For high Kafka message rates (tens of thousands msg/s), increase channelBufferSize and sink batchSize:

spec:
  channelBufferSize: 500   # default 100; reduces blocking when sink is slower than source
  source:
    type: kafka
    config:
      brokers: [localhost:9092]
      topic: high-volume-topic
      consumerGroup: dataflow-group
  sink:
    type: postgresql
    config:
      connectionString: "..."
      table: events
      batchSize: 500
      batchFlushIntervalSeconds: 2

Configuring Pod Resources and Placement

Each DataFlow resource creates a separate pod (Deployment) for processing. You can configure resources, node selection, affinity, and tolerations for these pods.

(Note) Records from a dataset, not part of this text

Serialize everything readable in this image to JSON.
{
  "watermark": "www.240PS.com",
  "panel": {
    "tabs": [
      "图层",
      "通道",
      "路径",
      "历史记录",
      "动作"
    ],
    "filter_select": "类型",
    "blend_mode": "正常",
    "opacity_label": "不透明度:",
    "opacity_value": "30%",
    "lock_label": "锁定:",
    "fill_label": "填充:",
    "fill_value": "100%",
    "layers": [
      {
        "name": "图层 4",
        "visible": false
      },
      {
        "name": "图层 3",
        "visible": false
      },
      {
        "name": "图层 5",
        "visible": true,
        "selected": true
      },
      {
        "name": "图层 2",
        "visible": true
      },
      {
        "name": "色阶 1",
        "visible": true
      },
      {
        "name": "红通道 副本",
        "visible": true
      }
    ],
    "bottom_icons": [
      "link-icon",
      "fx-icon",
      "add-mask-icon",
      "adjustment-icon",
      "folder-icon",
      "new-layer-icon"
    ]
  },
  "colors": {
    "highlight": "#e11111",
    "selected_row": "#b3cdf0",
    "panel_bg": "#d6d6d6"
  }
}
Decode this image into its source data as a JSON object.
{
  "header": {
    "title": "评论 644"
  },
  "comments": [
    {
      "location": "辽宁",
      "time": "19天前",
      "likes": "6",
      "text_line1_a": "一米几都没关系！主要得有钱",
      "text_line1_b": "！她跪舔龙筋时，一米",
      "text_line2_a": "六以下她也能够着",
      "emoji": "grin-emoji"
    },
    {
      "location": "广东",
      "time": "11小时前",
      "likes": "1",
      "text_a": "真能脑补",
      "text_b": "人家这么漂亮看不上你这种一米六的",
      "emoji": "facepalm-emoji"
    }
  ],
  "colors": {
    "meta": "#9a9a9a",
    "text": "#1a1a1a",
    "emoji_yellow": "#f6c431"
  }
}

Example: Custom Resources and Node Selection

apiVersion: dataflow.dataflow.io/v1
kind: DataFlow
metadata:
  name: kafka-to-postgres-with-resources
spec:
  source:
    type: kafka
    config:
      brokers:
        - localhost:9092
      topic: input-topic
      consumerGroup: dataflow-group
  sink:
    type: postgresql
    config:
      connectionString: "postgres://dataflow:dataflow@postgres:5432/dataflow?sslmode=disable"
      table: output_table
  # Configure resources for the processor pod
  resources:
    requests:
      cpu: "200m"
      memory: "256Mi"
    limits:
      cpu: "1000m"
      memory: "1Gi"
  # Select nodes for pod placement
  nodeSelector:
    node-type: compute
    zone: us-east-1
  # Affinity rules for more precise placement control
  affinity:
    nodeAffinity:
      requiredDuringSchedulingIgnoredDuringExecution:
        nodeSelectorTerms:
        - matchExpressions:
          - key: kubernetes.io/arch
            operator: In
            values:
            - amd64
      preferredDuringSchedulingIgnoredDuringExecution:
      - weight: 100
        preference:
          matchExpressions:
          - key: node-type
            operator: In
            values:
            - compute
    podAffinity:
      preferredDuringSchedulingIgnoredDuringExecution:
      - weight: 50
        podAffinityTerm:
          labelSelector:
            matchExpressions:
            - key: app
              operator: In
              values:
              - dataflow-processor
          topologyKey: kubernetes.io/hostname
  # Tolerations for working with tainted nodes
  tolerations:
  - key: dedicated
    operator: Equal
    value: dataflow
    effect: NoSchedule
  - key: workload-type
    operator: Equal
    value: batch
    effect: NoSchedule

Apply:

kubectl apply -f dataflow/config/samples/kafka-to-postgres-with-resources.yaml

Resource Configuration

  • resources: Defines CPU and memory requests and limits for the processor pod
  • If not specified, defaults are used: 100m CPU / 128Mi memory (requests), 500m CPU / 512Mi memory (limits)
  • Use this to ensure pods have sufficient resources for high-throughput processing

Node Selection

  • nodeSelector: Simple key-value pairs to select specific nodes
  • Example: node-type: compute ensures pods run only on nodes labeled with node-type=compute

Affinity Rules

  • affinity: Advanced placement rules using Kubernetes affinity
  • nodeAffinity: Control which nodes pods can run on
  • podAffinity: Prefer to run pods near other pods (e.g., other dataflow processors)
  • podAntiAffinity: Avoid running pods near other pods (e.g., spread across nodes)

Tolerations

  • tolerations: Allow pods to run on tainted nodes
  • Useful for dedicated compute nodes or specialized hardware
  • Example: Run dataflow processors on nodes dedicated to batch workloads

Default Behavior

If resources, nodeSelector, affinity, or tolerations are not specified: - Default resources are applied (100m CPU / 128Mi memory requests, 500m CPU / 512Mi memory limits) - Pods can run on any node (no nodeSelector) - No affinity rules are applied - Pods cannot run on tainted nodes (no tolerations)

Checking Pod Status

After creating a DataFlow with custom resources, check the pod:

# List pods created by DataFlow
kubectl get pods -l app=dataflow-processor

# Describe a specific pod
kubectl describe pod dataflow-<name>-<hash>

# Check resource usage
kubectl top pod dataflow-<name>-<hash>

Additional examples are available in dataflow/config/samples/ directory.